The combined annual turnover of co-operatives in the UK increased from £35.2bn in 2016 to £36.1bn in 2017 while a record 13m people are active members, according to news of the latest annual report put out by Co-operatives UK.

Earlier this month, Michael Pooler reported in the Financial Times, that contract workers, freelancers and consultants are joining or setting up co-operatives – companies owned by their workers or customers, rather than by outside investors. He gives two case histories:

Open Data Services

Kadie Armstrong was a freelance worker who had the opportunity to join a co-operative earlier this year. She joined Open Data Services, a prosperous business of analysts and IT professionals that provides services and develops software promoting open data resources. Her comment: “Being able to voice opinions and help shape the work and working environment without concern for hierarchy and powerplay is just great”. Its co-founder Steven Flower said: “We were all contractors and freelancers beforehand. We wanted to pool our knowledge and resources and form a company”.

Open Data Services is part of a network of co-operatives founded in 2016 called CoTech that sell technology and digital services. CoTech’s members employ some 250 people in co-operatives that have a combined revenue exceeding £10m.

Care and Share Associates

Stephen McKay has worked in social care for many years but since joining Care And Share Associates (CASA), an employee-owned limited company, for the first time has felt properly valued and listened to by his managers. As a staff representative on the company’s consultative body he can put forward views and ideas from the staff to joint meetings with the board, and hold them to account.

Despite restraints on funding for the care sector, Mr McKay says he is paid better than counterparts at many other private sector companies or charities, including support workers from other organisations who work in the same care home. He earns £8.35 per hour, compared to the national minimum wage of £7.83 for over-25s. Co-operatives are not insulated from difficult decisions. When managing director Sharon Lowrie took over earlier this year Casa was losing money. Redundancies were made and the company is now back in profit.

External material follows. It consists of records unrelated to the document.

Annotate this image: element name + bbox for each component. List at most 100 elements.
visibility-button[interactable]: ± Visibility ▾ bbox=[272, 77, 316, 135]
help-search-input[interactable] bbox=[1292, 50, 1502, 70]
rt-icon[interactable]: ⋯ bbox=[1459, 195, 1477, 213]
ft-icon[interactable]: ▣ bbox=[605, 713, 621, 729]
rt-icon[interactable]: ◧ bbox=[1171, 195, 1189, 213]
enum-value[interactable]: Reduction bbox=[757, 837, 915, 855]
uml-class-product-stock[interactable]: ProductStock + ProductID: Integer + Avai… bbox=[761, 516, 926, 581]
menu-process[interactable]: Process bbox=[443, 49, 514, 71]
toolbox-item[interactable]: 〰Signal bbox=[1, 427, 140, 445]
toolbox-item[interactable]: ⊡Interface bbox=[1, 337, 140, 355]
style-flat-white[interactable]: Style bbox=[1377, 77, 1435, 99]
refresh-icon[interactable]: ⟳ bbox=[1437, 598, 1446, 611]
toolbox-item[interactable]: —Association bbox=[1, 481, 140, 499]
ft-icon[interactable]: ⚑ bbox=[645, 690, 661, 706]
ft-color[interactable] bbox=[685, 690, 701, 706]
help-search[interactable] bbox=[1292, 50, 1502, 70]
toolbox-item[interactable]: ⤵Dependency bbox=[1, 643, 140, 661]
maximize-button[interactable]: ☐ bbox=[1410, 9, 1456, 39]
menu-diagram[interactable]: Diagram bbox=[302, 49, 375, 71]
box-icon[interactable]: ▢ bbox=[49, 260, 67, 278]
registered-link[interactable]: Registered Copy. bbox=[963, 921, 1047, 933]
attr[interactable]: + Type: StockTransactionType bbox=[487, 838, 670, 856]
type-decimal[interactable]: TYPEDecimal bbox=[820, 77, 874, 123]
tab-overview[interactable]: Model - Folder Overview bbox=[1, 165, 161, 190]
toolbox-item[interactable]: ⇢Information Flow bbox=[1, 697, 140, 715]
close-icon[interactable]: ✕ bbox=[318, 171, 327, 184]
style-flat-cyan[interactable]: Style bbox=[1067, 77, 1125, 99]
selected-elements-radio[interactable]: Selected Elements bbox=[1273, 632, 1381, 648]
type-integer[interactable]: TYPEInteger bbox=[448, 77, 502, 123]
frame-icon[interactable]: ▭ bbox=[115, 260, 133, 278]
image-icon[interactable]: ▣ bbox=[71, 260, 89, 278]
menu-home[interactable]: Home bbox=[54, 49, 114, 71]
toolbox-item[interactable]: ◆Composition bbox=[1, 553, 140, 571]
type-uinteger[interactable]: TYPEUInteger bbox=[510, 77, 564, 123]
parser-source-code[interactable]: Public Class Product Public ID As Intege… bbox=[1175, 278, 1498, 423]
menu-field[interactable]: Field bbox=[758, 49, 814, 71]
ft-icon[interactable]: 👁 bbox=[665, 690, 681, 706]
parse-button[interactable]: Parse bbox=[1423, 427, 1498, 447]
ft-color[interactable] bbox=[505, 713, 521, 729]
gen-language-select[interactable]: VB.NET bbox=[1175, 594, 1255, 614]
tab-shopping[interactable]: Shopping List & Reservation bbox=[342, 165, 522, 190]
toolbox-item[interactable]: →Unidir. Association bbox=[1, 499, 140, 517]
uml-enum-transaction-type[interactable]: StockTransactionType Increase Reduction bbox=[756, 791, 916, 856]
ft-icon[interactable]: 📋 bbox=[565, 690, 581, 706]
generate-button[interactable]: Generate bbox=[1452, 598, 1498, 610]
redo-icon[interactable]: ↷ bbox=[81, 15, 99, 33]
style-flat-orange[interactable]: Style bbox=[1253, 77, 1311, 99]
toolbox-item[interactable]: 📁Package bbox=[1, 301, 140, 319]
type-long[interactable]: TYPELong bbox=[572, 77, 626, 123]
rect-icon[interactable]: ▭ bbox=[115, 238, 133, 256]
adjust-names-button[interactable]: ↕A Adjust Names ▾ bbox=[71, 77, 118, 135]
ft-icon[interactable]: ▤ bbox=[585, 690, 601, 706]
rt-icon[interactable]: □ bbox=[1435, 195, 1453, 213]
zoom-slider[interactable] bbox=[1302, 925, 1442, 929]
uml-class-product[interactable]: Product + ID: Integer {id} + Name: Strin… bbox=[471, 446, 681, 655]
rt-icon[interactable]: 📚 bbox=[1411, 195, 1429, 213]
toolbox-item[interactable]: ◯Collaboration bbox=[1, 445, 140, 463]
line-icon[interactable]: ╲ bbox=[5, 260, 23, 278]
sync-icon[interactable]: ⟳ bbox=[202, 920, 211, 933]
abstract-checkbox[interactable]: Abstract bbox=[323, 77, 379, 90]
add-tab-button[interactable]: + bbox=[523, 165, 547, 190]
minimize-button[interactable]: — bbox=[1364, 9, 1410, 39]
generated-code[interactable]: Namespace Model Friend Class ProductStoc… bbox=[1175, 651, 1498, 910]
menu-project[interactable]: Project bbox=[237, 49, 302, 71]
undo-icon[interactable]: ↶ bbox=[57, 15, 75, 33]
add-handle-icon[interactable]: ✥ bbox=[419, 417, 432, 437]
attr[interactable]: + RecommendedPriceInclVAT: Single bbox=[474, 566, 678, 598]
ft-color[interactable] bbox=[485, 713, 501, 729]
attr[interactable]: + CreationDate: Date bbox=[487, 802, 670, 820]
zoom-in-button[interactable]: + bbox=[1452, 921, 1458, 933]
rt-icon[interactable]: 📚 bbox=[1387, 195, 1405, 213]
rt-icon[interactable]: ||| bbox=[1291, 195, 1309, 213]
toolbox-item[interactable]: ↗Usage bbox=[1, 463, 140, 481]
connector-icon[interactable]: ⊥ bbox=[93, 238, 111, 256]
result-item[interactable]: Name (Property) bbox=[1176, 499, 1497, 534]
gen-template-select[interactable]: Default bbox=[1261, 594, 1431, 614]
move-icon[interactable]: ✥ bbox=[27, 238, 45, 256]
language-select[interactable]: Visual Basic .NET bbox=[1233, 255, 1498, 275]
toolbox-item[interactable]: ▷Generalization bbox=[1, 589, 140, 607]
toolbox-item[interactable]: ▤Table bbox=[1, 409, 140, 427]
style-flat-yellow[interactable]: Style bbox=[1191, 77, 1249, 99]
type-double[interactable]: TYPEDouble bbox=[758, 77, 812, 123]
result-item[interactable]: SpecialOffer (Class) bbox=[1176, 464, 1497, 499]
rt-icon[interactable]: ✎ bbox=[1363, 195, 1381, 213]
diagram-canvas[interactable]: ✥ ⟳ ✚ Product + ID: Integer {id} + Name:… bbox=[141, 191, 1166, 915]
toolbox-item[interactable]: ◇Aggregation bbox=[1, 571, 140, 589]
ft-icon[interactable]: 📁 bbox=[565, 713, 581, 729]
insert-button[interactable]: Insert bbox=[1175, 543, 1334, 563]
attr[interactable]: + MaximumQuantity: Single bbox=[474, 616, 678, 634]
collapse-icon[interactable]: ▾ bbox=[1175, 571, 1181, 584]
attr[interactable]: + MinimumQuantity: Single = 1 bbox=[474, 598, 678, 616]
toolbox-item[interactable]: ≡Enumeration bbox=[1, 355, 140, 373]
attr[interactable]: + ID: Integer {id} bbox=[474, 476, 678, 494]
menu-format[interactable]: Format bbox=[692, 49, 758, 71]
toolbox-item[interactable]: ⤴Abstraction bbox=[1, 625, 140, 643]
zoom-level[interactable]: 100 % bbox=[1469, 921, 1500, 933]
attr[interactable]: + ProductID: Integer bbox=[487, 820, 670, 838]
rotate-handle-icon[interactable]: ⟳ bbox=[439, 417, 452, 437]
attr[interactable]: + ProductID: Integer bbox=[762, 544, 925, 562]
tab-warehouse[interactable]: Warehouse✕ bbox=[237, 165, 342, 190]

Michael Pooler writes: “A longstanding barrier to becoming a co-operative has been the ability to raise capital, whether for big investment projects or to use in times of financial distress. One way around this that has taken off in recent years is community shares”. His reference to community shares, which local service users or customers can buy, as a recent development is surprising – but perhaps this is just a change of name – shares in co-operatives have been sold for many years.

He comments that in an age of populism fuelled by discontent over economic inequality and the perceived failures of globalisation, those in favour of co-ops say they offer a more inclusive way of doing business and fairer distribution of wealth.